Der eigenwillige Kopf

von Hanns H.F.Schmidt

An zwei Gestellen hängen verschiedenfarbige Glasstangen. Ein Bild oder eine Plastik, wenn man will, und zugleich ein Instrument mit einem eigenen, unverwechselbaren Klang. Das klingende Medium ist eigenwillig. Es bereitet Mühe, auf ihm zu musizieren. Klaus-Dieter Kopf nimmt sie auf sich.
Kopf lebt und arbeitet in Magdeburg. Am Ende der Straße, in welcher er wohnt, sehe ich im abendlichen Licht Dom und einen aufgereckten Kran. Und in seinen Kompositionen steht Überliefertes neben Neuem in ähnlicher Weise, aber seine künstlerischen Anstrengungen richten sich ständig auf deren Miteinanderverwachsen.
Klaus-Dieter Kopf, im Jahre 1941 in Leipzig geboren und dort in schwerer Zeit aufgewachsen, wurde kein Thomaner, aber im benachbarten Halle besuchte er ab 1955 die damalige Händel-Schule. Er wollte Musiker werden. Als hoffnungsvoller Violinist trat er an, wurde aber auf den Kontrabaß umgestimmt. An dessen Seite verbrachte er nach dem Staatsexamen für ihn wichtige Jahre in Suhl, Halberstadt, Halle und Magdeburg, lernte intensiv das Repertoire von Sinfonie- und Theaterorchestern, spielte und studierte. Komponiert hatte er schon als Schüler. Das lag weit zurück. Da war ein Abgrund entstanden zwischen seiner Persönlichkeit und jenen ersten, naiven Bemühungen. Nun galt es, über ihn schmale Stege mit Einsichten und Überlegungen zu finden - zurück in das ferne, geliebte Reich.
Das "Magdeburger Oratorium" - nach einem Text von Klaus Wolf - wurde 1977 uraufgeführt. Es erlebte leider nur wenige, auch unvollständige Wiederholungen - ein Schicksal mancher Auftragswerke. Aber die Komposition wurde doch zum Anfang eines neuen Lebensabschnittes. Klaus-Dieter Kopf, ein sehr zurückhaltender Mann, der erst über seinen Vorhaben zum impulsiven und hartnäckigen Arbeiter wird, wagte, als freiberuflicher Komponist tätig zu sein. Der Erfolg bestätigte ihm die schwere Entscheidung. In zehn Jahren entstanden fünfzig Werke unterschiedlicher Genres.
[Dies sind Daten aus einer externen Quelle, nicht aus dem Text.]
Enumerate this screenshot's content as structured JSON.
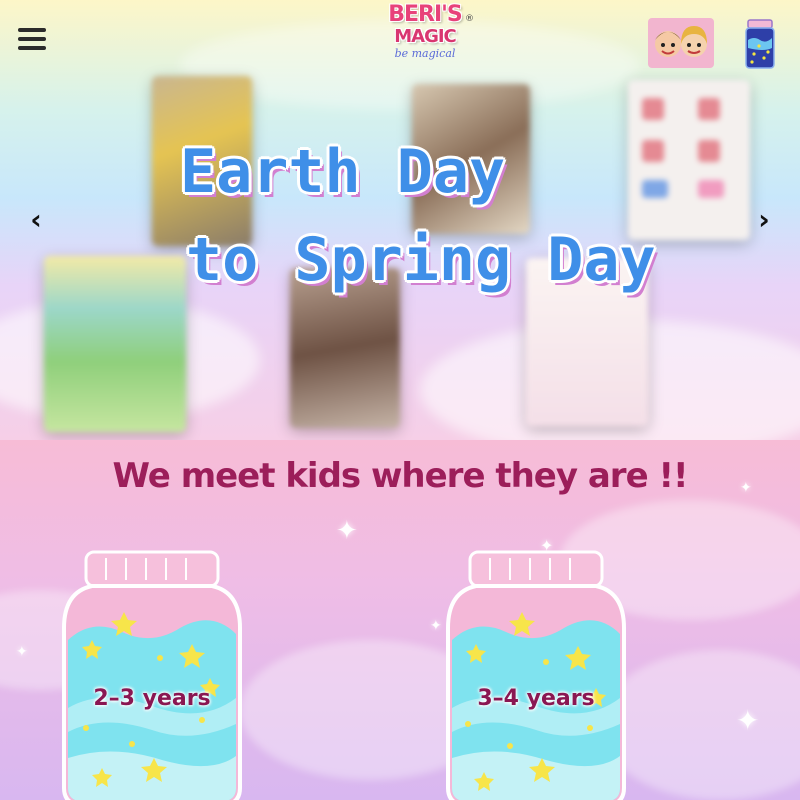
{
  "header": {
    "brand_line1": "BERI'S",
    "brand_line2": "MAGIC",
    "brand_tagline": "be magical",
    "registered_mark": "®"
  },
  "hero": {
    "title_line1": "Earth Day",
    "title_line2": "to Spring Day",
    "prev_arrow": "‹",
    "next_arrow": "›"
  },
  "section": {
    "title": "We meet kids where they are !!",
    "jars": [
      {
        "label": "2–3 years"
      },
      {
        "label": "3–4 years"
      }
    ]
  },
  "icons": {
    "menu": "hamburger-menu-icon",
    "kids": "kids-avatar-icon",
    "jar": "magic-jar-icon",
    "prev": "chevron-left-icon",
    "next": "chevron-right-icon"
  },
  "colors": {
    "brand_pink": "#e8427a",
    "title_blue": "#3f8fe8",
    "section_title": "#9c1e5a",
    "jar_label": "#8a1752"
  }
}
Zurück zum Glasstabspiel. - Bei klingenden Gläsern haben wir Menschen wohl schon immer die Ohren gespitzt. Für eine Glasharmonika komponierte selbst Mozart; in ihr brachten feuchte Finger rotierende Glasglocken zum Schwingen. Das Glasstabspiel, mit dem Klaus-Dieter Kopf durch unser Land reist, entstand nach einer Idee des Kollegiums der Glasgestalter in Magdeburg, die zu ihrer Jubiläumsfeier vor zehn Jahren diesen Effekt verwirklichen wollten.
Inzwischen sind auf zwei Gestellen neunzehn kleine und neun große Glasstangen derart montiert, daß man sie auch umhängen kann. Kein Instrument, das sich in Serie herstellen ließe. Die Stäbe haben Charakter, sagt Kopf, jeder seinen eigenen, denn bei einem hört man beispielsweise die Obertöne viel lauter als den Grundton, andere differieren, je nachdem ob sie von links oder rechts her angeschlagen werden, bis zu einem ganzen Ton. Sie reagieren sehr sensibel auf Schlegel aus Palisanderholz, Gummi, Metall. Und einige sind während eines Konzertes zersprungen.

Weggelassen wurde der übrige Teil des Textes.